CCC19 Conference Update: Welcome Vandana Shiva and Xiuhtezcatl Martinez
By conference convener, Stephanie Mines, Ph.D.
“The future of humanity depends on our advocacy for diversity, culture, freedom and joyful living.” Vandana Shiva
This week, from my perspective as the vision-holder for CCC19, we passed a milestone; Vandana Shiva and Xiuhtezcatl Martinez committed to joining us. Vandana Shiva epitomizes the vibrant elder-mentor who speaks for and with the Earth. Xiuhtezcatl Martinez is a young climate activist and hip hop artist who, along with other youth, is suing the US government for its failure to protect the environment for future generation. The participation of these two passionate activists fulfils crucial aspects of my vision for the event and helps me to feel that it is fully seeded and securely anchored.
There is not enough space here to properly tell you about Vandana Shiva and Xiuhtezcatl Martinez; their energies are almost mythic. Vandana Shiva has taken on what is likely one of the greatest challenges of climate change – feeding a growing population without further harming the Earth.
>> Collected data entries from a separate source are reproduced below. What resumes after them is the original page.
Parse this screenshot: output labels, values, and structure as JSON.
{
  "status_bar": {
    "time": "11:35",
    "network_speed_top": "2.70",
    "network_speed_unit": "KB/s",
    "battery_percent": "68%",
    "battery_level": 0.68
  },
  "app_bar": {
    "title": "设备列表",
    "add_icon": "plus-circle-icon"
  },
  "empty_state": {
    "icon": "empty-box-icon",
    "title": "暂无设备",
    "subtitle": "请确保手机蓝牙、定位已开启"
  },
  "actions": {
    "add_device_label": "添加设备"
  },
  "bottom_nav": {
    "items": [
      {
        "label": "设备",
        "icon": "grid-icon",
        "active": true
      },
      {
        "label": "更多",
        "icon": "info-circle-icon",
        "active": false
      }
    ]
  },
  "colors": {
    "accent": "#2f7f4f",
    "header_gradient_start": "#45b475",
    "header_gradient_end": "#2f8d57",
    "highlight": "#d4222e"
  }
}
She assures us that the anticipated 10 million inhabitants we will see by the end of the century can be fed “if seeds are in the hands of the farmers and the gardeners as well as the land.” Vandana has authored 20 books and been the recipient of numerous awards including the Right Livelihood Award in 1993.
Xiuhtezcatl Martinez launched his first environmental campaign at the age of six. With beauty, flare, and music he has, since then, taken on fracking, developed a climate recovery plan, and spoken at the Rio + 20 Summit and the UN. His mission, he says, is to reach out to youth and invite them to be advocates for the Earth. He received the Peace First Prize in 2015 and the Children’s Climate Prize in Sweden in 2016. He is now the Youth Director of the international organization Earth Guardians. And because, as he says, “movements need songs,” he has released one album and is working on another with his equally inspired younger brother and sister.
We are truly honored and blessed that these two people, one a wise elder and the other a young, talented rapper, will be with us at CCC19, to inspire and guide us along with our other eminent presenters.
Finally, on April 20th 2017, at 8 PM BST and Noon PST, we will be exactly two years from the moment that CCC19 opens in Findhorn. Please join us in being still at that time to invoke the highest and the best for our gathering. We will connect with each other, with Nature, the Ancestors and the future ones for twenty minutes of attunement. Let’s evoke, through meditation and attunement, the unseen guardians for our conference and the Earth!